Central poststroke pain is challenging to treat, and often involves a trial-and-error process with multiple different therapies21). The majority of our patients were treated with analgesic/anti-inflammatory drugs and an anticonvulsant, in agreement with study by Zorowitz et al. In their study, the most frequently prescribed pain medications for CPSP were analgesics, acetaminophen and tramadol, followed by an anticonvulsant24).

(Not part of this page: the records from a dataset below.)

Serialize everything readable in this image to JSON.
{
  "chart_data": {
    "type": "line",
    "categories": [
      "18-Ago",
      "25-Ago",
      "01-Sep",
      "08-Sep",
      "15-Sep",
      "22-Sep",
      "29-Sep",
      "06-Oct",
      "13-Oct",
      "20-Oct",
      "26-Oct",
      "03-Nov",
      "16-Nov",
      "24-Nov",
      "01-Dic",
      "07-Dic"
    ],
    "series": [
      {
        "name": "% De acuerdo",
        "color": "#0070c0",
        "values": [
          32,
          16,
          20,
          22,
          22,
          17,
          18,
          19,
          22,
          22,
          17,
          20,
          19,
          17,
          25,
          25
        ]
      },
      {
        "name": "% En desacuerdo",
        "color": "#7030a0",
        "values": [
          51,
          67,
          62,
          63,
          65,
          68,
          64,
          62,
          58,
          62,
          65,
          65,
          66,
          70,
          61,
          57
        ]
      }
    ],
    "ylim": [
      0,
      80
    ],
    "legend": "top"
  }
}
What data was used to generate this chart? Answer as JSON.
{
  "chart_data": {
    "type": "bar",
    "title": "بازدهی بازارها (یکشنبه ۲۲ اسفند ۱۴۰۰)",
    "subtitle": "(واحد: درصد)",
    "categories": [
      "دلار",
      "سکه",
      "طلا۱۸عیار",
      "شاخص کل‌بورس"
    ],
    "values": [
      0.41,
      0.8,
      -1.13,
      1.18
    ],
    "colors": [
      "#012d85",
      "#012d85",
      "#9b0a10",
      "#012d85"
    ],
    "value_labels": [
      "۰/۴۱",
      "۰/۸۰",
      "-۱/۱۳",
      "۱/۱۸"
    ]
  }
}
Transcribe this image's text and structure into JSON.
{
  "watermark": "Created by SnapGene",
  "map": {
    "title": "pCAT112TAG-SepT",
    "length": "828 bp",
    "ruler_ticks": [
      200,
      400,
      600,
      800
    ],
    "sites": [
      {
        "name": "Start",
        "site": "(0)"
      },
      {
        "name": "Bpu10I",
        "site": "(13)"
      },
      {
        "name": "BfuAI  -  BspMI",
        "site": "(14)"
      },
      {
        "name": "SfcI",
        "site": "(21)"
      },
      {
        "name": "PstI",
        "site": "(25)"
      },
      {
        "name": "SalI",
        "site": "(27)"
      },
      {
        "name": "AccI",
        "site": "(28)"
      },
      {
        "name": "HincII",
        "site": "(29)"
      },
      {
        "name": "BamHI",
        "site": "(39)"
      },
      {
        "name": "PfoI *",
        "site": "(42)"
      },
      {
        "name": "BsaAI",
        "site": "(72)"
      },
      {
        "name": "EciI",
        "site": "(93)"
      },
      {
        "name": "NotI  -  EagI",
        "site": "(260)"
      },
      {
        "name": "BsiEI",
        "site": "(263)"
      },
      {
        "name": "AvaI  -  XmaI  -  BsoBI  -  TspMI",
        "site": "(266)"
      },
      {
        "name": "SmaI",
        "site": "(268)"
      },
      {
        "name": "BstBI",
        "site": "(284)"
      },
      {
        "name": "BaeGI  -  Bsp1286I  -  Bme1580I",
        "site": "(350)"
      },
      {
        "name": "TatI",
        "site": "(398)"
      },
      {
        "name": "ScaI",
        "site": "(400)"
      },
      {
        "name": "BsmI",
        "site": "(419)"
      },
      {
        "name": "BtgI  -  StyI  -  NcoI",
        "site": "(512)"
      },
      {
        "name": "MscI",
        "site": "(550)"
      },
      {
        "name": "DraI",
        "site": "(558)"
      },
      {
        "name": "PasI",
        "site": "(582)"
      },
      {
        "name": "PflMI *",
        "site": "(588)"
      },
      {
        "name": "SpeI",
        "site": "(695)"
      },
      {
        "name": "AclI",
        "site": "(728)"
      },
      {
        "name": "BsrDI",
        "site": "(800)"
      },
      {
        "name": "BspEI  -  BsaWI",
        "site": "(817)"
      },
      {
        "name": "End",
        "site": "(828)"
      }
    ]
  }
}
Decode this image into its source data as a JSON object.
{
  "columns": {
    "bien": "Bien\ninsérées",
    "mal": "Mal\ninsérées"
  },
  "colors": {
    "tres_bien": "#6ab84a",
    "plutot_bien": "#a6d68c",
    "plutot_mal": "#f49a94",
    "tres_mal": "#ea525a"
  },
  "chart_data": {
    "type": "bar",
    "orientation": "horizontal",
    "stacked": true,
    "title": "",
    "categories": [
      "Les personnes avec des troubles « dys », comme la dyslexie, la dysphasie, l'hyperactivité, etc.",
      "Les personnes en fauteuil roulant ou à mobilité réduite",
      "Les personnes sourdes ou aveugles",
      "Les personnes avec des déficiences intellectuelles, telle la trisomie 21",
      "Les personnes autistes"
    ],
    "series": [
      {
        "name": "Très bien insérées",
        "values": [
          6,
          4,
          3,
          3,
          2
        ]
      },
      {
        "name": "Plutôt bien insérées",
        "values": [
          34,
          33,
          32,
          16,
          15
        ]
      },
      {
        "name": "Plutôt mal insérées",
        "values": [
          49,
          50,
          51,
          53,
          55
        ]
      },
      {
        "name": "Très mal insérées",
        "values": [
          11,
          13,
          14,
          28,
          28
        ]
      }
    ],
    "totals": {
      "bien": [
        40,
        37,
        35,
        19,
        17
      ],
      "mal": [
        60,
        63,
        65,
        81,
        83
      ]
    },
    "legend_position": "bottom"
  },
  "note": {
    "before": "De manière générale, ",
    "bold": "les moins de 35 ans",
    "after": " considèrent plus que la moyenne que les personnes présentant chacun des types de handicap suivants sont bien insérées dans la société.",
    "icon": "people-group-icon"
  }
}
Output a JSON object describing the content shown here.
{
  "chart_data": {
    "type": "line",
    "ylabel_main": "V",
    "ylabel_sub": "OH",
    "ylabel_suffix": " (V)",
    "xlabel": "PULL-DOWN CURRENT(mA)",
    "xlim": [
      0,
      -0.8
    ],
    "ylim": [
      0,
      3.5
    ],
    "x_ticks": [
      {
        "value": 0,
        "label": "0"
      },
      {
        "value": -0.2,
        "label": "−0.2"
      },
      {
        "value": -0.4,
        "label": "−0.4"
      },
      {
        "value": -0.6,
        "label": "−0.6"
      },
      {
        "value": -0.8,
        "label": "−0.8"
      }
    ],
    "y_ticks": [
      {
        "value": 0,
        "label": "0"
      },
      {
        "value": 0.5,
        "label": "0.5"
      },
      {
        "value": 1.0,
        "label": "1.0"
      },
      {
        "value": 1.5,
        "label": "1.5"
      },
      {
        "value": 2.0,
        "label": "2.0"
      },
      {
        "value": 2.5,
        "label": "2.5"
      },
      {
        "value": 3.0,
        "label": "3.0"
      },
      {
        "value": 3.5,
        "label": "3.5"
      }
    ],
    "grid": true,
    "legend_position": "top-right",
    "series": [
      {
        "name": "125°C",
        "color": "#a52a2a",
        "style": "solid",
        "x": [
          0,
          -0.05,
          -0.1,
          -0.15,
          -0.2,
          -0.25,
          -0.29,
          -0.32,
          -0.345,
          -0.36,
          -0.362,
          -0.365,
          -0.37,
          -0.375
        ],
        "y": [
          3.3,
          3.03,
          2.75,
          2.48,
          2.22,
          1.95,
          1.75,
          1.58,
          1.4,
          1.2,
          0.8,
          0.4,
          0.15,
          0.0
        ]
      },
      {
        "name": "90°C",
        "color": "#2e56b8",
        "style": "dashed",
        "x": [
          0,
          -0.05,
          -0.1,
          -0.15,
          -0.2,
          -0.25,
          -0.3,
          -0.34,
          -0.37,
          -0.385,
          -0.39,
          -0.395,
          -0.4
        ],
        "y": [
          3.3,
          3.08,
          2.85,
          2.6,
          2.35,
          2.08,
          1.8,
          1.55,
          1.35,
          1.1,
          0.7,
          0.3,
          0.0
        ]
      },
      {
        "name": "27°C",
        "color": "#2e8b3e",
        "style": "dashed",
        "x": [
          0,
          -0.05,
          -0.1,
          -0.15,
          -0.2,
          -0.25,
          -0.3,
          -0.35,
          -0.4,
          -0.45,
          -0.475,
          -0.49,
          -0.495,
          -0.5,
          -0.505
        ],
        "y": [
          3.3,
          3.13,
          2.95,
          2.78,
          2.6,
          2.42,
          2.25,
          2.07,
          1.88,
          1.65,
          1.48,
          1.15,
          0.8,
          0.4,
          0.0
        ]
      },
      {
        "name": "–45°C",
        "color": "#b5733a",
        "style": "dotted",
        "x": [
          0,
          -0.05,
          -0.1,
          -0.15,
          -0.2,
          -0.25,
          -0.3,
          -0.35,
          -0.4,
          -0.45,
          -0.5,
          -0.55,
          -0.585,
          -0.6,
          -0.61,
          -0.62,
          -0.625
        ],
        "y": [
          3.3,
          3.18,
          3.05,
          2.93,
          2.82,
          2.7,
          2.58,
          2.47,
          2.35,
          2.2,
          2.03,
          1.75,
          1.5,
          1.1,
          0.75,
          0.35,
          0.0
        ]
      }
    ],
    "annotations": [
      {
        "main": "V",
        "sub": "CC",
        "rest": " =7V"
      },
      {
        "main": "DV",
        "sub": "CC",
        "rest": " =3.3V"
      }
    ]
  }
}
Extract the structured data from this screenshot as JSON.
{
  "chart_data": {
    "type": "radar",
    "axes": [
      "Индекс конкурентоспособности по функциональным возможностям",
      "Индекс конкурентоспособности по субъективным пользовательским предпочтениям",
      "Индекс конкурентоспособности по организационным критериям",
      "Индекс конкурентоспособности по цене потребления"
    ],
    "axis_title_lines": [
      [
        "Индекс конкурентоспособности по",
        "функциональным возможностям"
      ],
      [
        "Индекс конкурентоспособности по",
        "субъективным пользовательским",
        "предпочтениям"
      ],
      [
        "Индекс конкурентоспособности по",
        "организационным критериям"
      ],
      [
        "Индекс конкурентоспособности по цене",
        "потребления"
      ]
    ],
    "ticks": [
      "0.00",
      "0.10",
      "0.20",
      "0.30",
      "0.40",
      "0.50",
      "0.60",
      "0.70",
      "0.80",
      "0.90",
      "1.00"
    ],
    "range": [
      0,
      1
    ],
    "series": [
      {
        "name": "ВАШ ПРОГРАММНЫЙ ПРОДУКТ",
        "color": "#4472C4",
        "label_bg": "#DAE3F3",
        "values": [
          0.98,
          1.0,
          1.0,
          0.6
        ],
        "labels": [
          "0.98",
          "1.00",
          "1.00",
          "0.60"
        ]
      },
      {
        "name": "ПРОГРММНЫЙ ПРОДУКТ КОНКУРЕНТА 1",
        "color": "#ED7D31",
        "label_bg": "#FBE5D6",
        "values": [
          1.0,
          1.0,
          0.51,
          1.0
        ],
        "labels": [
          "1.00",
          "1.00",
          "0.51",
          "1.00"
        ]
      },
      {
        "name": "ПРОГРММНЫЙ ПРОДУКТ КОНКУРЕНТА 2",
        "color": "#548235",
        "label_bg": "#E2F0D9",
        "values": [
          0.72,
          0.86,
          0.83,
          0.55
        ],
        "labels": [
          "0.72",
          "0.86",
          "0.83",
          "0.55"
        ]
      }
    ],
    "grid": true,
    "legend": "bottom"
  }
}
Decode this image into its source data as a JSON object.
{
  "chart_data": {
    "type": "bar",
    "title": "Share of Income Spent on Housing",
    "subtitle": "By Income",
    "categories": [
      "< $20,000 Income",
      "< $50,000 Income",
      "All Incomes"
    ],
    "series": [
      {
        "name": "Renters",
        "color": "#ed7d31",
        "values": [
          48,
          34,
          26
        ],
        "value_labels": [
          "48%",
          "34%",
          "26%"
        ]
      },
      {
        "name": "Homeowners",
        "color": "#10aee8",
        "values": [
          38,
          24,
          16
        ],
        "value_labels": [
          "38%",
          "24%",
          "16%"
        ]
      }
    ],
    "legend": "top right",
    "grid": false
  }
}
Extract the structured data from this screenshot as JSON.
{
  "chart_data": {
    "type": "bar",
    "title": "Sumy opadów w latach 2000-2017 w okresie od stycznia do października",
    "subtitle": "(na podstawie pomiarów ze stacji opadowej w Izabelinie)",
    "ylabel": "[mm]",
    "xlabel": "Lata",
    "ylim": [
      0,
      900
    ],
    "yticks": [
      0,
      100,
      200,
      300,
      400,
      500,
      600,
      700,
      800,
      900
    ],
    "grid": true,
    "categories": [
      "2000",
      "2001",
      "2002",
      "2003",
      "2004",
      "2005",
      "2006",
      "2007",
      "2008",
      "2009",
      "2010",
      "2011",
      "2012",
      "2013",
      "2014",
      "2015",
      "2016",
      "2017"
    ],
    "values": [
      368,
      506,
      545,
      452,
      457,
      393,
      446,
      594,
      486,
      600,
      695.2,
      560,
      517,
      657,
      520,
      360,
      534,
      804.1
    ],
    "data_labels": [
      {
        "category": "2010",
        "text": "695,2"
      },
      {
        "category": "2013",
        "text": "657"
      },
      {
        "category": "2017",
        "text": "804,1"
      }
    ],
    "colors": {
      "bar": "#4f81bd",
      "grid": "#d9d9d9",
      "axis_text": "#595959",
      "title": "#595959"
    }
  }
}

In our study, no differences between the groups in FIM indicated that CPSP did not affect the functional outcomes. One previous study stated that CPSP was not a disturbing symptom for patients and did not limit daily activities25). This was the expected result; CPSP affected the physical function, pain, and physical score components of the SF-36 QoLS poorly, but the other components of the SF-36 QoLS were not affected in our patients. Previous studies showed that CPSP affected not only physical functions but also mental functions poorly26,27,28). We thought that this difference was due to the protocol of our study which was a controlled study. Additionally, CPSP did not affect the depression and mental scores of the SF-36 QoLS in our study and these results were in agreement with previous studies. In contrast, Appelros detected a strong relationship between poststroke pain and depression29). Widar et al. stated that poststroke pain was associated with sleep disturbances, fatigue, lack of fitness, mood lability and stress30). Further controlled studies with a large number of stroke patients with CPSP are needed to clarify the effect of CPSP on the state of mind related to QoL.

In conclusion, to best of our knowledge, this is the first controlled study indicatin that CPSP has a negative impact on the physical subscale score of the SF-36 QoLS in patients with stroke. We propose that CPSP should be treated in a multidisciplinary setting to improve QoL.